CSC/ECE 517 Fall 2009/wiki1b 5 j8
Regular Expressions
Who Compare the support for regular expressions in Ruby, Python, PHP, Perl 5, and any other appropriate scripting language with each other. Also compare the syntactic features in these languages with Java's package-based support. What features and syntax do the languages have in common? Are some features supported by some languages and not by others? How robust and easy-to-use are regular expressions in all these languages?
Regular expressions are a critical part of most modern programming languages especially ones that deal string processing as a core part of their functionality. Although using regular expressions can change from language to language, the general principle is the same and similar syntax can generally used across the board.
Usage
Perl
Perl has regular expresions built into the language itself via the '=~' operator. A simple match could be done like this:
$string = "lee"; if ($string =~ m/l.*/) { print "Matches"; }
This would print "Matches" since 'lee' starts with an 'l' and has zero or more characters after the 'l'. Replacements can be done simply by using 's' to indicate substitutions:
$string = "peewee"; $string =~ s/e+/aa/g; print $string
This would print "paawaa". The 'g' following the regular expression indicates a global replacement, simply omit this to only replace the first instance of 'e+", which would result in print "paawee".
Java
Unlike many languages Java does not have built-in language support for regular expressions. It instead uses Pattern objects to process regular expressions.
Pattern patt = Pattern.compile("l.*"); Matcher match = patt.matcher("lee"); return match.matches();
This would return true. Since the Pattern object is created with the regular expression, it can be reused with different inputs for increased speed.
Pattern patt = Pattern.compile("l.*"); Matcher match = patt.matcher("eel"); return match.matches();
This would return false since 'eel' does not start with an 'l'. If a developer simply wants to a regular expression once and does not care to reuse the Pattern, he or she can simply use the 'matches' static method within Patthern:
Pattern.matches("l.*", "lee");
or they can simply do operations on the String:
String str = "lee"; str.matches("l.*");
Replacements are done using:
String str = "peewee"; str.replaceAll("e+", "aa")
This would change the sting 'peewee' to 'paawaa', by replacing one or more instance of the letter 'e' with two 'a's. If you just wanted to replace the first instace you would use:
String str = "peewee"; str.replaceAll("e+", "aa")

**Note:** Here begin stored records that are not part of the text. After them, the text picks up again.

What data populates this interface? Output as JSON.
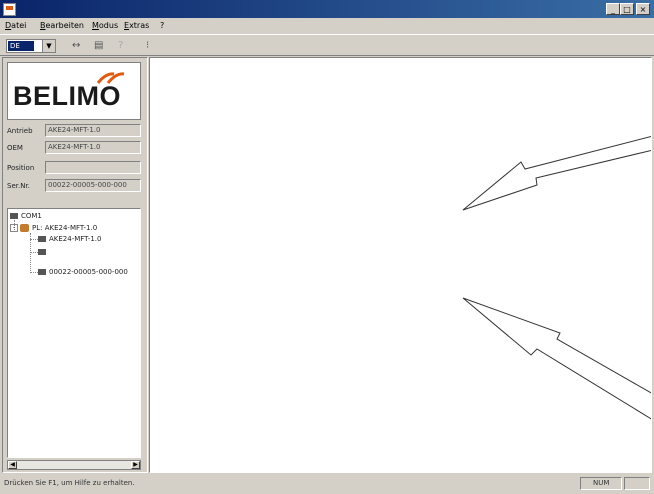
{
  "titlebar": {
    "buttons": [
      "_",
      "□",
      "×"
    ]
  },
  "menu": {
    "items": [
      "Datei",
      "Bearbeiten",
      "Modus",
      "Extras",
      "?"
    ]
  },
  "toolbar": {
    "language_value": "DE",
    "icons": [
      "dropdown-arrow-icon",
      "connect-icon",
      "print-icon",
      "help-icon",
      "separator-icon"
    ]
  },
  "logo": {
    "text": "BELIMO"
  },
  "fields": [
    {
      "label": "Antrieb",
      "value": "AKE24-MFT-1.0"
    },
    {
      "label": "OEM",
      "value": "AKE24-MFT-1.0"
    },
    {
      "label": "Position",
      "value": ""
    },
    {
      "label": "Ser.Nr.",
      "value": "00022-00005-000-000"
    }
  ],
  "tree": {
    "root": "COM1",
    "device": "PL: AKE24-MFT-1.0",
    "children": [
      "AKE24-MFT-1.0",
      "",
      "00022-00005-000-000"
    ]
  },
  "status": {
    "text": "Drücken Sie F1, um Hilfe zu erhalten.",
    "mode": "NUM"
  },
  "colors": {
    "title_start": "#0a246a",
    "title_end": "#3a6ea5",
    "logo_accent": "#e05a10",
    "window_bg": "#d4d0c8"
  }
}
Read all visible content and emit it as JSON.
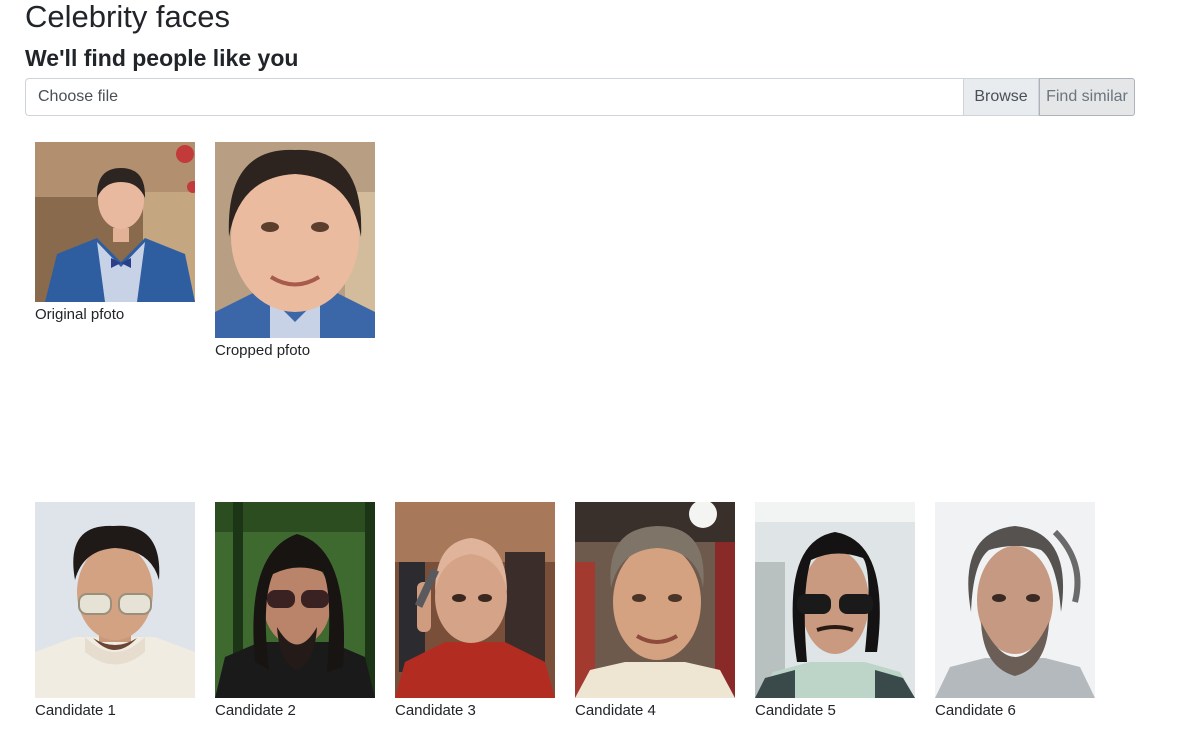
{
  "header": {
    "title": "Celebrity faces",
    "subtitle": "We'll find people like you"
  },
  "upload": {
    "placeholder": "Choose file",
    "browse_label": "Browse",
    "find_label": "Find similar"
  },
  "source_photos": [
    {
      "caption": "Original pfoto"
    },
    {
      "caption": "Cropped pfoto"
    }
  ],
  "candidates": [
    {
      "caption": "Candidate 1"
    },
    {
      "caption": "Candidate 2"
    },
    {
      "caption": "Candidate 3"
    },
    {
      "caption": "Candidate 4"
    },
    {
      "caption": "Candidate 5"
    },
    {
      "caption": "Candidate 6"
    }
  ]
}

which would change the string to 'paawee'.
Ruby
Ruby's support for regular expressions is very similar to perl's, but with some differences. Matches are done in the exact same manner:
str = "lee" if (str =~ /l.*/)
print "Matches"
end
This would print "Matches".
Substitutions are one point where ruby greatly differs from perl. Instead of using the "s/regex/replace/" format, the functions sub, gsub, sub!, and gsub! can be called on any string. sub and gsub simply return a new string with the specified substitution, whereas sub! and gsub! do an in place substitution. gsub differs from sub in that it does a global replacement instead of simply replacing the first instance.
str = "peewee" print str.gsub(/e+/, "aa")
would print 'paawaa'.
Python
Python, similarly to java, does not have built in language support for regular expressions. It does however, like java, provide support for regular expressions through built in libraries. In python this is the 're' library. A simple match test can be done as followed:
import re if re.match("l.*", "lee"): print "Match"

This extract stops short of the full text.